Image: This is Figure 3 from the paper. Caption: Location of the modeled plume on Europa’s surface. a,b, Perspectives from a longitude of 270°?W (a) and from above the northern pole (b). The surface features shown on the sphere were extracted from a global map of Europa compiled by the United States Geological Survey. The cyan iso-surface of constant neutral density illustrates the shape and location of the modelled plume, and the magenta traces show the Galileo trajectory. The green ellipse in a indicates the location of a putative plume imaged by Hubble. Credit: Jia et al.

Certainly the experience we gained with Cassini at Enceladus has helped to investigate this phenomenon, for we know that material within the plumes, once ionized, has effects on the magnetic field similar to the bend in the field observed in the Galileo data. The spacecraft’s plasma wave spectrometer likewise proved useful, examining the interactions caused by charged particles above the Europan surface, and clearly demonstrating a spike in intensity.

Using 3D modeling tools developed by his team, Jia was able to simulate the interactions of plasma with bodies like Europa, producing simulated plumes that matched the Galileo data and were consistent with what Hubble had revealed.
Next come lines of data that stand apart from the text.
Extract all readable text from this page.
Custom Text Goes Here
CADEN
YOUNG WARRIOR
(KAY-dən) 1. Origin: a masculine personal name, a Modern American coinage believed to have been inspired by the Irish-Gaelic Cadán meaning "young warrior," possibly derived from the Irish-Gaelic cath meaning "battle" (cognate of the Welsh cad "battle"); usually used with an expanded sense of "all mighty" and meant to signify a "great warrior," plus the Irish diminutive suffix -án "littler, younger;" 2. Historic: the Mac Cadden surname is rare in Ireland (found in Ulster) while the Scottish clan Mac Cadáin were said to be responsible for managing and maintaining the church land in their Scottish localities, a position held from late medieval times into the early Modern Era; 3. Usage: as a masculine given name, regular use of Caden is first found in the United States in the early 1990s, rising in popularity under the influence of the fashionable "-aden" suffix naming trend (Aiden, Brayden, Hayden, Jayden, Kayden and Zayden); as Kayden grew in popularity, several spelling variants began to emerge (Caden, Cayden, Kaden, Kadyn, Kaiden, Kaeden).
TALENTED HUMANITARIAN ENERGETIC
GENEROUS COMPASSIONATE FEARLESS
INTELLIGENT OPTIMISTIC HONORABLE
“There now seem to be too many lines of evidence to dismiss plumes at Europa,” says Robert Pappalardo, Europa Clipper project scientist at NASA’s Jet Propulsion Laboratory in Pasadena, California. “This result makes the plumes seem to be much more real and, for me, is a tipping point. These are no longer uncertain blips on a faraway image.”

We can hope that Europa Clipper will get off as early as mid-2022, for its low-altitude flybys should allow us to sample dust particles and frozen liquid, a glimpse into the moon’s dark interior. As you would imagine, these findings have the Europa mission team examining orbital trajectories that will allow such measurements to be taken. The Europan plumes certainly aren’t as visible as the plumes of Enceladus, but if what Galileo encountered really was a plume during its eight-year mission, then plumes must be occurring on relatively short timescales.

The paper is Jia et al., “Evidence of a plume on Europa from Galileo magnetic and plasma wave signatures,” published online at Nature Astronomy 14 May 2018 (full text).